Yay, right? I love that she knows we are the parents who will not replace the items she breaks if she is not being 100% responsible. And she did demonstrate gratitude for the repaired phone. But I can’t say that this translates to everything else in her life. She still thinks we should upgrade her phone every time a new model comes out, she thinks she should own every new style of Nikes, and she will never understand why we don’t eat out most nights of the week.

So this is where I am stuck. I just listed a bunch of things that we think we are doing right. But I still have the sense that true gratitude is lacking in this wonderful girl of mine. And she is wonderful. She is a sweet, funny girl who tries her best at everything. So what are we missing? I really would love to hear what your experiences are with your children, and what you do to try to get them to be grateful for the life they are privileged to live. I’m starting to think that the best we can hope for is that she does not feel entitled to the latest and greatest in everything. I’d even settle for her at least knowing that she will not be getting the latest and greatest, and to stop asking, whether she really understands why or not. Is true gratitude unattainable until she is on her own and struggling a bit? Is it an inherent personality trait?
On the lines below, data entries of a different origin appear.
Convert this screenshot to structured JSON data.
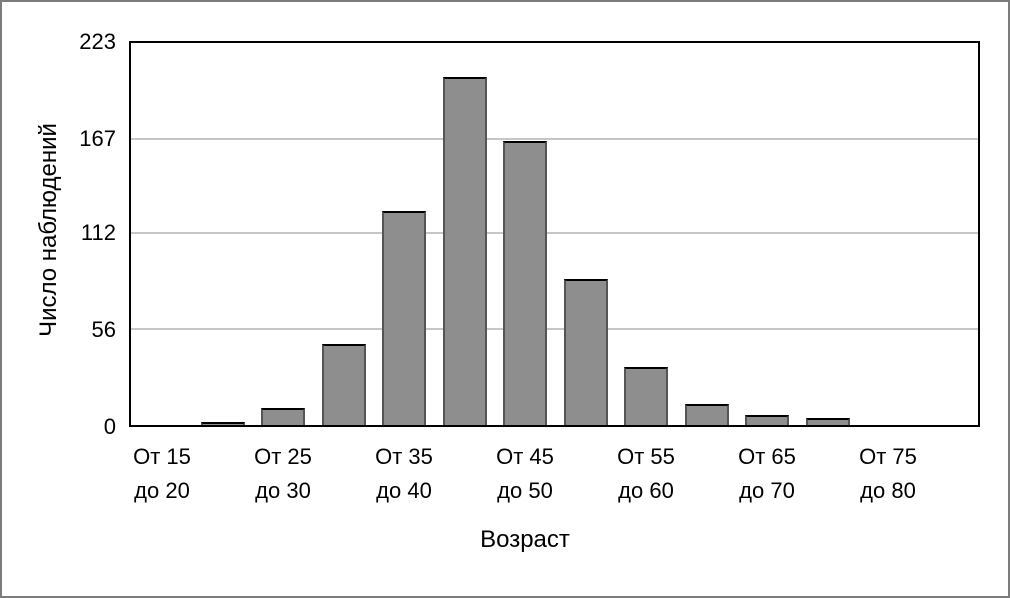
{
  "chart_data": {
    "type": "bar",
    "subtype": "histogram",
    "title": "",
    "xlabel": "Возраст",
    "ylabel": "Число наблюдений",
    "ylim": [
      0,
      223
    ],
    "grid": "horizontal",
    "legend": "none",
    "num_bins": 13,
    "ytick_labels": [
      "0",
      "56",
      "112",
      "167",
      "223"
    ],
    "ytick_values": [
      0,
      56,
      112,
      167,
      223
    ],
    "gridline_values": [
      56,
      112,
      167
    ],
    "values": [
      0,
      2,
      10,
      47,
      125,
      203,
      166,
      85,
      34,
      12,
      6,
      4,
      0
    ],
    "xtick_labels": [
      "От 15 до 20",
      "От 25 до 30",
      "От 35 до 40",
      "От 45 до 50",
      "От 55 до 60",
      "От 65 до 70",
      "От 75 до 80"
    ],
    "xtick_bin_indexes": [
      0,
      2,
      4,
      6,
      8,
      10,
      12
    ],
    "bar_color": "#8e8e8e",
    "bar_border_color": "#555555",
    "bar_top_border_color": "#000000",
    "grid_color": "#c6c6c6",
    "frame_color": "#7c7c7c",
    "axis_color": "#000000"
  }
}
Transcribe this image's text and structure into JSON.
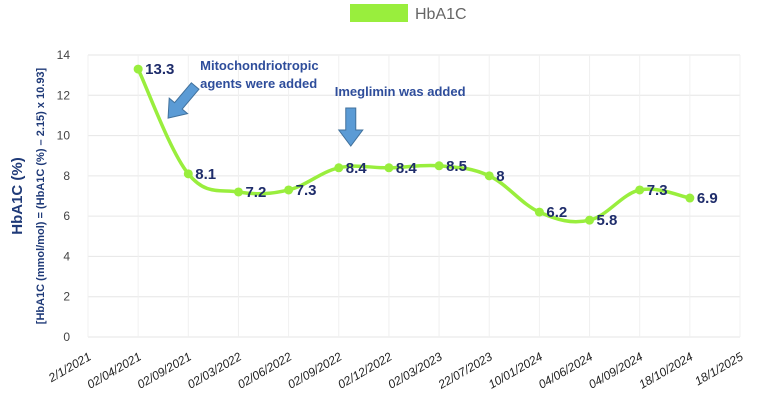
{
  "chart_data": {
    "type": "line",
    "legend": {
      "label": "HbA1C",
      "position": "top-center"
    },
    "ylabel": "HbA1C (%)",
    "ylabel_sub": "[HbA1C (mmol/mol) = (HbA1C (%) – 2.15) x 10.93]",
    "ylim": [
      0,
      14
    ],
    "yticks": [
      "0",
      "2",
      "4",
      "6",
      "8",
      "10",
      "12",
      "14"
    ],
    "xticks": [
      "2/1/2021",
      "02/04/2021",
      "02/09/2021",
      "02/03/2022",
      "02/06/2022",
      "02/09/2022",
      "02/12/2022",
      "02/03/2023",
      "22/07/2023",
      "10/01/2024",
      "04/06/2024",
      "04/09/2024",
      "18/10/2024",
      "18/1/2025"
    ],
    "grid": true,
    "series": [
      {
        "name": "HbA1C",
        "color": "#99ee3d",
        "x": [
          "02/04/2021",
          "02/09/2021",
          "02/03/2022",
          "02/06/2022",
          "02/09/2022",
          "02/12/2022",
          "02/03/2023",
          "22/07/2023",
          "10/01/2024",
          "04/06/2024",
          "04/09/2024",
          "18/10/2024"
        ],
        "values": [
          13.3,
          8.1,
          7.2,
          7.3,
          8.4,
          8.4,
          8.5,
          8,
          6.2,
          5.8,
          7.3,
          6.9
        ],
        "labels": [
          "13.3",
          "8.1",
          "7.2",
          "7.3",
          "8.4",
          "8.4",
          "8.5",
          "8",
          "6.2",
          "5.8",
          "7.3",
          "6.9"
        ]
      }
    ],
    "annotations": [
      {
        "lines": [
          "Mitochondriotropic",
          "agents were added"
        ],
        "anchor": "02/04/2021",
        "arrow_color": "#5b9bd5"
      },
      {
        "lines": [
          "Imeglimin was added"
        ],
        "anchor": "02/09/2022",
        "arrow_color": "#5b9bd5"
      }
    ]
  }
}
I’m thinking I should refer to this as more of a plea than a post, but I hope that I am writing about something that resonates with all of us. And perhaps the more ideas we share, and the more broad and comprehensive our approach, the better chance we have of raising a more grateful generation. I just heard my dryer ding, so I am gratefully heading downstairs in my comfortable home to retrieve the warm clothes that I am so happy to have!